Anemonen und Waldmeister krochen aus der Erde hervor und blühten auf. Die Buchenknospen schwollen, und die Keime der ganzen Welt regten sich, ohne daß man ihnen ansehen konnte, was aus ihnen werden würde. Der Bach sprang nach einer ganz anderen Melodie dahin als vorher. Und selbst der Star stieß muntere Laute aus und begann, Halme für sein Nest zusammenzutragen.

Der Frühling war da.

Und während die Tage verstrichen, die Sonne schien und der Regen fiel, quoll das Leben stärker und stärker hervor.

Die Buchenknospen sprangen auf in wunderschönem Hellgrün.

„Du erkältest dich,“ sagte die Eiche, die noch grau und garstig dastand.

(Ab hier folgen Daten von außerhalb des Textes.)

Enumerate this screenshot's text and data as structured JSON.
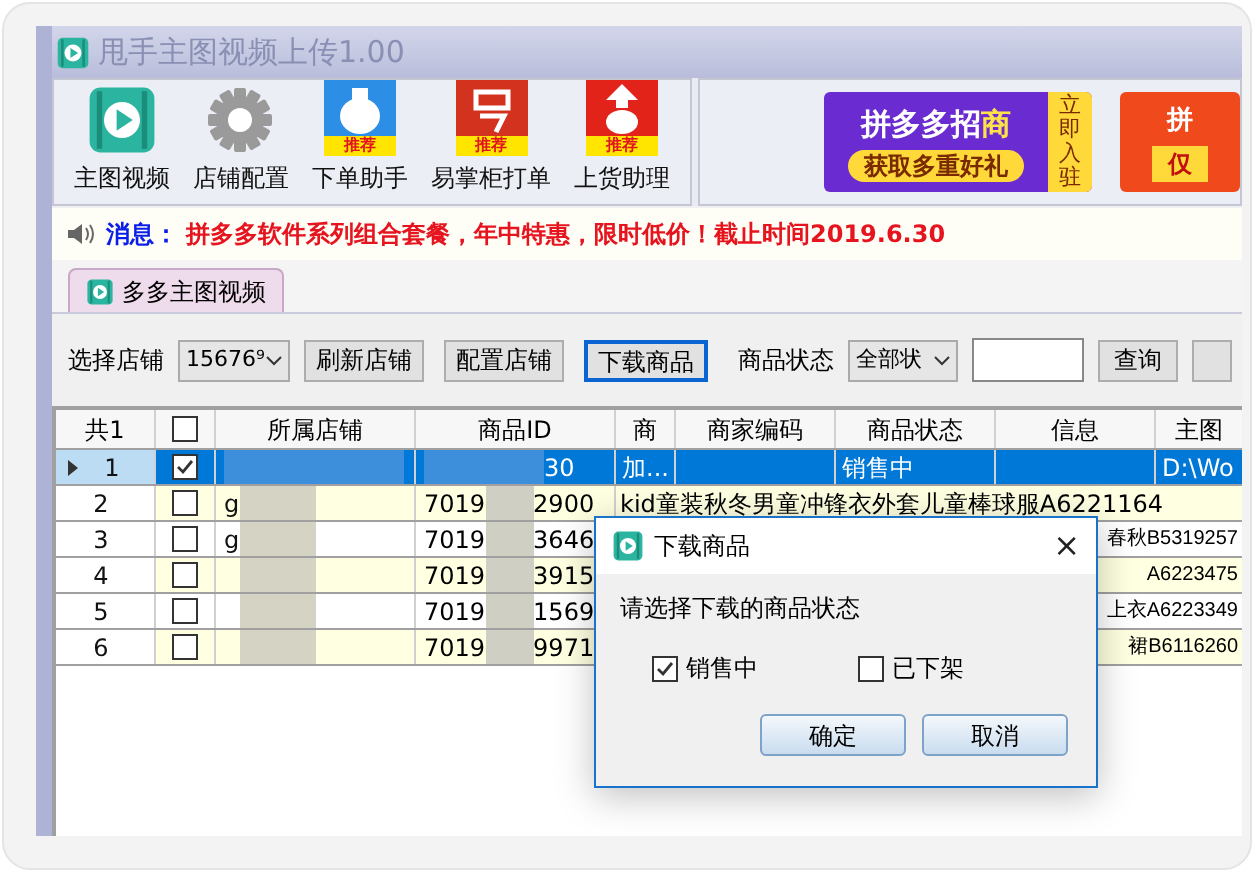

„Nicht in meinem Alter,“ erwiderte die Buche und schaukelte vergnügt ihre grünen Zweige im Frühlingswinde. „Die Jugend kann unglaublich viel aushalten. Bedenke, ich bin fünfhundert Jahre jünger als du. Aber ein alter Knabe muß natürlich vorsichtiger sein.“

„Ich komme, ich komme,“ rief die Eiche. „Ich beeile mich ja, soviel ich kann. Es kam bloß so über mich.“

Die Fliegen begannen zu summen. Der Mistkäfer kam aus seinem Loch hervor. Die Bienen schwirrten zwischen den Blüten umher und unterhielten sich darüber, wie der Honig in diesem Jahr ausgefallen sei. Die Hummel beschloß, sich häuslich niederzulassen. Der Dachs erhob sich von seinem Winterlager und schlich nach der langen Fastenzeit schlottrig umher. Der Fuchs schnüffelte nach dem Hof des Bauern hin, ob er junge Hühnchen riechen könne. Die Fledermaus kam aus dem hohlen Baum hervor, wo sie den Winter über geschlafen hatte, und probierte ihre Flügel in der Abendluft. Die Krähen schrien, wie sie’s das ganze Jahr über taten, und in der Nacht heulten die Uhus. Es klang jämmerlich, aber sie meinten es nur gut damit.

Die alte Ameise öffnete den Hügel, setzte sich davor und rieb sich vergnügt die Kinnbacken.